Judge William H. Pauley, appointed by President Bill Clinton, did find that the ACLU had standing. The ACLU had not had been granted standing in its case against dragnet warrantless NSA surveillance before the Supreme Court and the lawsuit was dismissed. However, Pauley found that Congress had precluded challenges to the provision of the PATRIOT Act known as section 215, which the government has claimed grants the power to indiscriminately collect Americans’ phone records from telecommunications companies. He also did not find the constitutional claims argued by the ACLU had any merit.

“Allowing any challenge to a section 215 order by anyone other than a recipient would undermine the government’s vital interest in keeping the details of its metadata collection program secret,” he wrote in his decision. “It would also—because of the scope of the program—allow virtually any telephone subscriber to challenge a section 215 order.” Congress “intended to preclude statutory causes of action.”

...
[Bolds mine. - SB]

So a federal judge, a Bill Clinton appointee, has ruled that God can make a stone so heavy S/He cannot lift it Congress can pass a law whose constitutionality cannot be challenged by other branches of government through ordinary judicial processes.

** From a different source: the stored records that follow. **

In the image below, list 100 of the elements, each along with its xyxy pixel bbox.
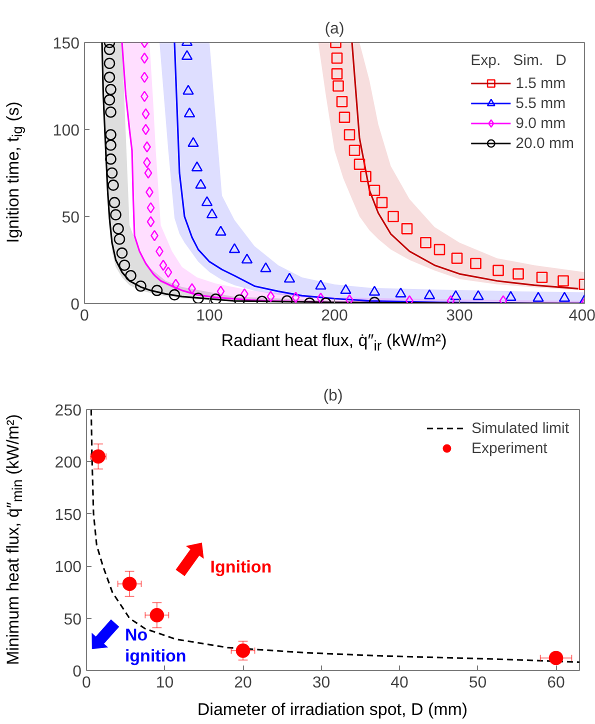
annotation: No ignition [124,625,186,666]
point [118,260,130,271]
point [234,294,246,304]
point [492,264,504,276]
x-tick-label: 100 [196,308,223,324]
point [142,108,150,120]
point [144,167,152,179]
point [512,268,524,280]
point [228,243,240,254]
point [434,244,446,256]
legend-title: Exp. Sim. D [470,52,568,69]
y-tick-label: 0 [72,664,82,680]
point [91,449,106,464]
point [558,275,569,287]
point [470,258,482,270]
point [548,650,564,666]
point [110,209,122,220]
point [215,226,226,236]
point [151,284,163,296]
x-tick-label: 20 [234,674,252,692]
legend-label: 20.0 mm [516,134,574,152]
point [292,292,300,304]
point [105,84,116,96]
point [344,129,356,140]
y-tick-label: 150 [54,506,82,524]
point [558,292,570,302]
point [368,286,380,296]
point [236,644,250,658]
point [142,124,150,136]
annotation: Ignition [210,558,272,577]
point [104,72,116,83]
point [376,196,388,208]
point [108,180,119,191]
y-tick-label: 150 [52,36,80,52]
point [125,270,136,282]
x-tick-label: 10 [156,674,174,692]
legend-label: Simulated limit [471,419,569,437]
point [146,216,155,228]
point [401,223,413,234]
point [340,284,352,294]
legend-label: 9.0 mm [516,114,566,132]
point [346,294,354,304]
point [266,290,275,302]
point [338,112,350,123]
point [172,278,180,290]
x-tick-label: 300 [446,308,473,324]
point [105,129,116,140]
legend-label: Experiment [471,439,548,457]
point [368,184,380,196]
point [168,289,180,300]
point [116,247,128,259]
point [420,236,432,248]
chart-title: (b) [323,388,343,404]
point [192,292,204,304]
point [472,290,484,300]
point [195,178,206,189]
legend-label: 1.5 mm [516,74,566,92]
x-tick-label: 400 [568,308,595,324]
y-tick-label: 100 [52,122,80,140]
x-axis-title: Radiant heat flux, q̇″$_{ir}$ (kW/m²) [220,330,448,356]
point [536,272,548,284]
y-tick-label: 100 [54,559,82,576]
y-tick-label: 50 [62,210,80,226]
point [105,140,116,151]
point [210,294,222,304]
point [284,272,296,283]
point [331,52,343,64]
point [532,292,544,302]
point [106,167,118,179]
point [206,208,218,218]
point [164,266,172,278]
point [332,80,344,92]
x-tick-label: 50 [468,674,487,692]
point [216,286,225,297]
legend-label: 5.5 mm [516,94,566,112]
y-tick-label: 50 [64,611,82,628]
point [450,290,462,300]
point [360,170,372,182]
point [135,280,146,292]
x-tick-label: 60 [547,674,566,692]
y-tick-label: 200 [54,454,82,472]
point [146,202,155,214]
point [159,260,168,271]
point [105,153,116,165]
point [104,44,116,56]
point [241,254,253,264]
point [104,94,116,106]
point [104,58,116,70]
chart-title: (a) [324,20,344,38]
point [451,252,463,264]
point [505,290,516,301]
point [105,106,116,118]
y-tick-label: 0 [70,296,80,314]
point [331,68,343,80]
point [354,158,366,170]
y-tick-label: 250 [54,402,82,420]
x-tick-label: 200 [321,308,348,324]
x-tick-label: 40 [390,674,409,692]
point [315,280,326,290]
point [316,292,325,304]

This cannot end well. This cannot end with the survival, intact, of the Constitution of the United States of America.

UPDATE: patrick devlin at FDL offers thoughts worthy of our attention, notwithstanding a few punctuation and syntax problems:
... a federal judge (appointed by Democratic president Bill Clinton), has established as federal case law that citizens cannot have privacy in their associations and communications under American law and have no right to challenge what the US government has acknowledged is complete and continuous spying within the US court system.

Furthermore, the judge declared that the personal communications of Americans and the citizens of other countries, even as these communications are the physical expressions that reveal the personal cogitative energies carried out by individual humans – the thoughts that are our own and that we understand to be ‘self-expressions’, are in fact not “owned” by us (the expressing individuals) but, are rather the personal possessions of the data service and communications businesses upon whose equipment we hire to deliver our personal ideas and expressions through. As in: the above 2 sentences are the personal possession of the dizzying array of owners, renters, users, firewall builders, server operators and data transmitting and information storing entities who may desire to lay claim to the above two comma laden attempts at cogitation&communication (& this one, too).

...

As inheritors of the Bill of Rights and the US Constitution, we can rest easy because all of this personal rights subversion and annihilation is being carried out as a “counter punch” [ed. note: the judge's words, not devlin's] by our protecting homeland security operatives against the “al-Qaeda’s terror network,” ...

Further, and most importantly as it coagulates our proctors’ in big business, our elected leaders and now the court system, vision of a new American philosophy of freedom, we must understand and accept the notion that;
Liberty and security can be reconciled; and in our system they are reconciled within the framework of the law…the success of one helps protect the other. Like the 9/11 Commission observed: The choice between liberty and security is a false one, as nothing is more apt to imperil civil liberties than the success of a terrorist attack on American soil.
One may ask if Pauley’s ruling is not itself the creation of case law that pours poison on the soil of American democracy and its citizens’ rights in an effort to render that fertile ground permanently barren; ...

...
Yes, it's a "counter punch," all right...

... though a head might be a better emblem than a fist.

UPDATE: emptywheel is also worth reading on the subject.